If you, like me, grew up singing "Charlie on the MTA" in school or at camp, you might be interested to know about Charlie's political past:
The character was conceived not as the hapless schlub immortalized in the Kingston Trio song but as a working-class hero ground down by big business and the two-party system.
The song popularized by the trio, memorized by Romney, and celebrated by the MBTA is actually a sanitized version of the original, a campaign song for a 1949 Boston mayoral candidate who opposed the subway fare hike. But by 1959, the candidate had been blacklisted and run out of town, and the song’s most political lyrics were simply edited out.
The T is just now beginning to tell that backstory — what Richard A. Davey, general manager of the Massachusetts Bay Transportation Authority, called the “important history" of a song known informally as “Charlie on the MTA." It encompasses both the birth of the modern transit system and the anti-Communist hysteria of the Cold War.

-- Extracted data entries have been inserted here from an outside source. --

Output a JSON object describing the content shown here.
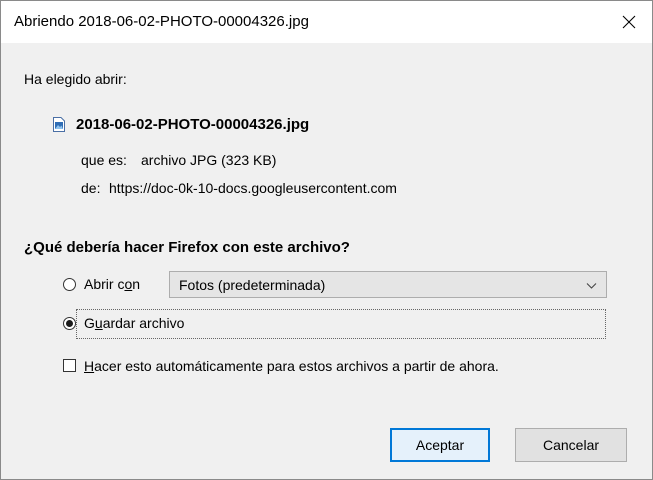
{
  "window": {
    "title": "Abriendo 2018-06-02-PHOTO-00004326.jpg",
    "close_icon": "close-icon"
  },
  "intro": {
    "label": "Ha elegido abrir:"
  },
  "file": {
    "icon": "image-file-icon",
    "name": "2018-06-02-PHOTO-00004326.jpg",
    "type_label": "que es:",
    "type_value": "archivo JPG (323 KB)",
    "from_label": "de:",
    "from_value": "https://doc-0k-10-docs.googleusercontent.com"
  },
  "question": "¿Qué debería hacer Firefox con este archivo?",
  "options": {
    "open_with": {
      "label_pre": "Abrir c",
      "label_mnemonic": "o",
      "label_post": "n",
      "checked": false
    },
    "app_select": {
      "value": "Fotos (predeterminada)",
      "icon": "chevron-down-icon"
    },
    "save": {
      "label_pre": "G",
      "label_mnemonic": "u",
      "label_post": "ardar archivo",
      "checked": true
    },
    "auto": {
      "label_mnemonic": "H",
      "label_post": "acer esto automáticamente para estos archivos a partir de ahora.",
      "checked": false
    }
  },
  "buttons": {
    "accept": "Aceptar",
    "cancel": "Cancelar"
  },
  "colors": {
    "background": "#f0f0f0",
    "titlebar": "#ffffff",
    "accent": "#0078d7",
    "select_bg": "#e5e5e5",
    "button_bg": "#e1e1e1"
  }
}
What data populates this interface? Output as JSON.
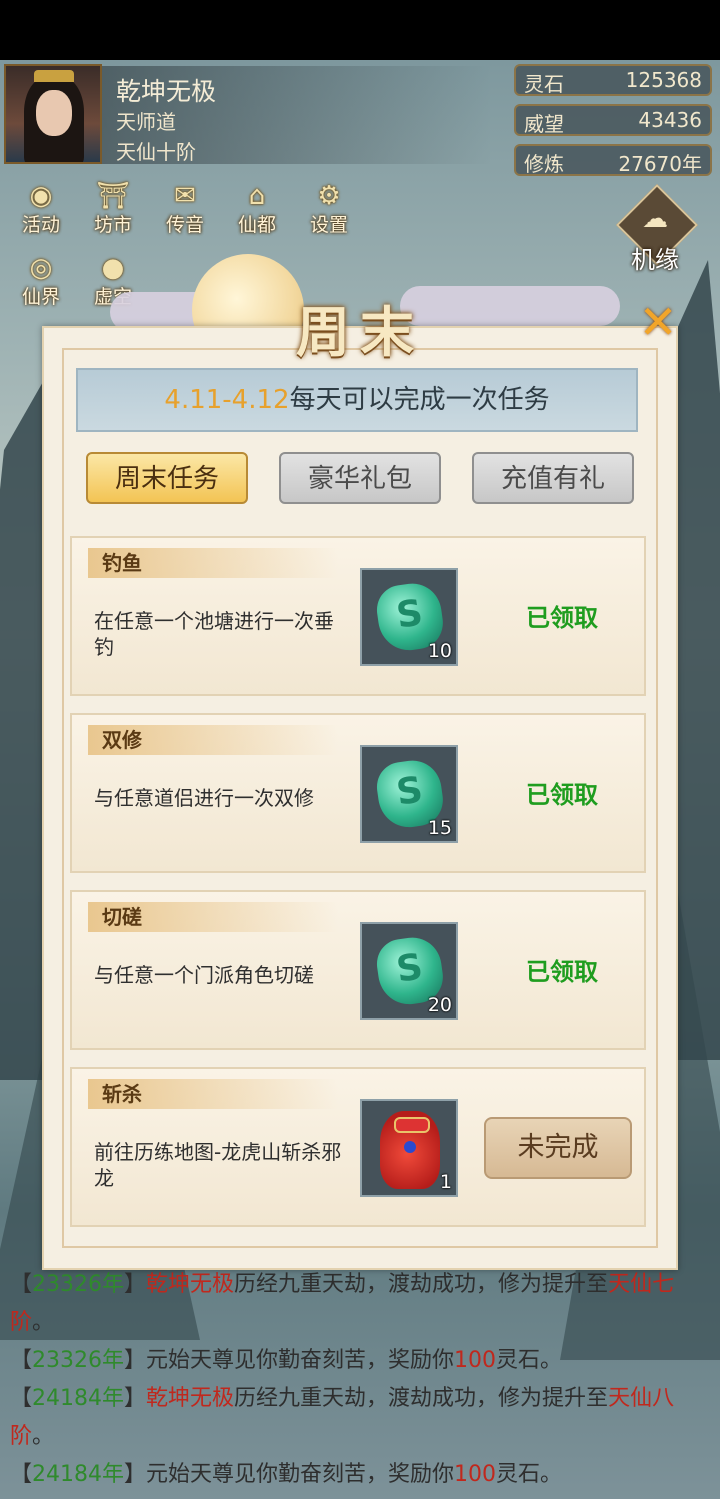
{
  "profile": {
    "name": "乾坤无极",
    "sect": "天师道",
    "rank": "天仙十阶"
  },
  "stats": [
    {
      "label": "灵石",
      "value": "125368"
    },
    {
      "label": "威望",
      "value": "43436"
    },
    {
      "label": "修炼",
      "value": "27670年"
    }
  ],
  "menu": [
    {
      "label": "活动",
      "icon": "coin-icon"
    },
    {
      "label": "坊市",
      "icon": "shop-icon"
    },
    {
      "label": "传音",
      "icon": "envelope-icon"
    },
    {
      "label": "仙都",
      "icon": "pavilion-icon"
    },
    {
      "label": "设置",
      "icon": "gear-icon"
    },
    {
      "label": "仙界",
      "icon": "ring-icon"
    },
    {
      "label": "虚空",
      "icon": "planet-icon"
    }
  ],
  "jiyuan": {
    "label": "机缘"
  },
  "dialog": {
    "title": "周末",
    "banner_date": "4.11-4.12",
    "banner_text": "每天可以完成一次任务",
    "tabs": [
      {
        "label": "周末任务",
        "active": true
      },
      {
        "label": "豪华礼包",
        "active": false
      },
      {
        "label": "充值有礼",
        "active": false
      }
    ],
    "tasks": [
      {
        "name": "钓鱼",
        "desc": "在任意一个池塘进行一次垂钓",
        "reward": "spirit-stone-icon",
        "count": "10",
        "status": "已领取"
      },
      {
        "name": "双修",
        "desc": "与任意道侣进行一次双修",
        "reward": "spirit-stone-icon",
        "count": "15",
        "status": "已领取"
      },
      {
        "name": "切磋",
        "desc": "与任意一个门派角色切磋",
        "reward": "spirit-stone-icon",
        "count": "20",
        "status": "已领取"
      },
      {
        "name": "斩杀",
        "desc": "前往历练地图-龙虎山斩杀邪龙",
        "reward": "red-pouch-icon",
        "count": "1",
        "status": "未完成"
      }
    ]
  },
  "log": [
    {
      "open": "【",
      "year": "23326年",
      "close": "】",
      "name": "乾坤无极",
      "text": "历经九重天劫，渡劫成功，修为提升至",
      "result": "天仙七阶",
      "tail": "。"
    },
    {
      "open": "【",
      "year": "23326年",
      "close": "】",
      "text": "元始天尊见你勤奋刻苦，奖励你",
      "amount": "100",
      "unit": "灵石。"
    },
    {
      "open": "【",
      "year": "24184年",
      "close": "】",
      "name": "乾坤无极",
      "text": "历经九重天劫，渡劫成功，修为提升至",
      "result": "天仙八阶",
      "tail": "。"
    },
    {
      "open": "【",
      "year": "24184年",
      "close": "】",
      "text": "元始天尊见你勤奋刻苦，奖励你",
      "amount": "100",
      "unit": "灵石。"
    }
  ]
}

Like so many Bostonians who grew up with the song, Davey had never heard the lines in which Charlie says he is "sore and disgusted and...absolutely busted," or in which a conductor expresses sympathy for Charlie’s plight. That’s because the clean-cut Kingston Trio cut the lyrics to avoid causing trouble, wary of the blacklisted fate of the Weavers, folk artists they admired. They changed the final stanza to plug a made-up candidate named George O’Brien, instead of the real Walter A. O’Brien — a labor organizer and Progressive Party activist whose politics made him a target of the Massachusetts Commission on Communism in the mid-1950s.
The original lyrics and the song's history are now being displayed in several Boston T stops.